Best young adult novel
Bucking the Sarge by Christopher Paul Curtis (Random House, $15.95) Curtis' tale of a teenage boy and his malevolent mother is poignant and emotional. Pop-culture references and contemporary slang make this story of hope and determination appealing to teens.

Best books about nature
Rats by Robert Sullivan (Bloomsbury, $23.95); The Secret Life of Lobsters by Trevor Corson (Harper-Collins, $24.95) Rats is an amusing account of an intrepid writer's year of investigating "nature's mobsters, flora and fauna's serial killers." Corson's book tells the fascinating story, blending science, politics and history, about "our favorite crustacean." Don't miss the scenes of lobster sex.

Biggest book that didn't need to be so big
My Life by Bill Clinton (Knopf, $35) Clinton takes 957 pages to tell his life story so far. He writes about his journey from Arkansas to the White House. Along the way, he makes friends and learns valuable lessons. Being concise is not one of them.

Second-biggest book that didn't need to be so big
I Am Charlotte Simmons by Tom Wolfe (Farrar, Straus & Giroux, $28.95) Wolfe fills 676 pages in his campus romp of a novel. There's a lot of sex, even more drinking and some wonderfully descriptive set pieces, but Wolfe spends too many pages belaboring the obvious.

Book most in need of editing
Burning Down My Masters' House by Jayson Blair (New Millennium, $24.95) Blair is the former New York Times reporter caught in a lengthy series of lies and plagiarism last year. Burning Down My Masters' House is almost as much of a mess as the author's life. It's part confession and part revenge on his former bosses.

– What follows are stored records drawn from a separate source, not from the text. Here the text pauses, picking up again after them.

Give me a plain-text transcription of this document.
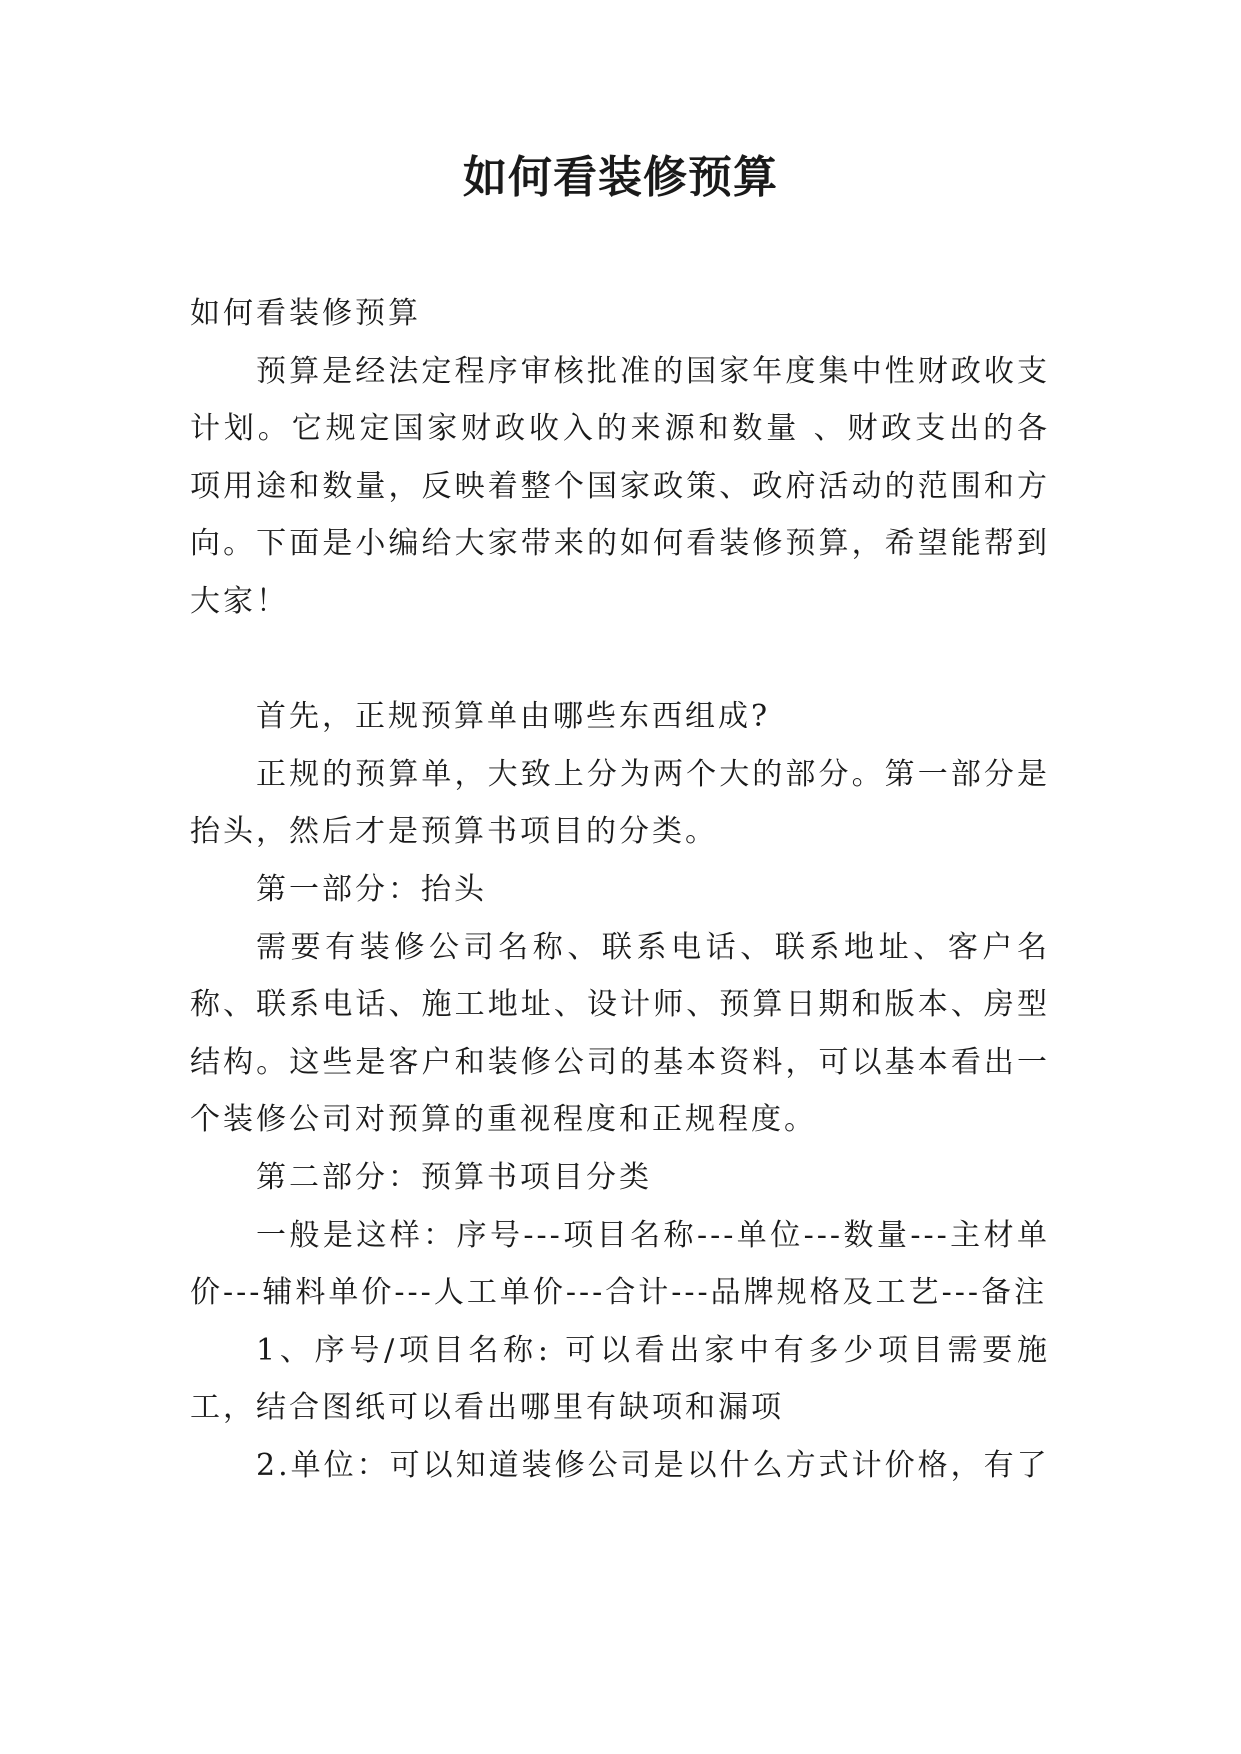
如何看装修预算

如何看装修预算

预算是经法定程序审核批准的国家年度集中性财政收支计划。它规定国家财政收入的来源和数量 、财政支出的各项用途和数量，反映着整个国家政策、政府活动的范围和方向。下面是小编给大家带来的如何看装修预算，希望能帮到大家！

首先，正规预算单由哪些东西组成?

正规的预算单，大致上分为两个大的部分。第一部分是抬头，然后才是预算书项目的分类。

第一部分：抬头

需要有装修公司名称、联系电话、联系地址、客户名称、联系电话、施工地址、设计师、预算日期和版本、房型结构。这些是客户和装修公司的基本资料，可以基本看出一个装修公司对预算的重视程度和正规程度。

第二部分：预算书项目分类

一般是这样：序号---项目名称---单位---数量---主材单价---辅料单价---人工单价---合计---品牌规格及工艺---备注

1、序号/项目名称: 可以看出家中有多少项目需要施工，结合图纸可以看出哪里有缺项和漏项

2.单位：可以知道装修公司是以什么方式计价格，有了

Most egregious use of innuendo and guilt by association
American Evita: Hillary Clinton's Path to Power by Christopher Anderson (Morrow, $25.95) and The Family: The Real Story of the Bush Dynasty by Kitty Kelley (Doubleday, $29.95) The authors make rampant use of rumor and unsubstantiated political attacks. They serve only to feed the pre-existing prejudices of readers who view Hillary Clinton or the entire Bush family as venal.

Biggest disappointment
Citizen Girl by Emma McLaughlin and Nicola Kraus (Atria, $24.95) This novel about a girl named Girl is the sorry successor to the authors' entertaining 2002 best-selling The Nanny Diaries. One-dimensional characters and stiff, clunky language make this brain-numbing novel the visual equivalent of a chokehold.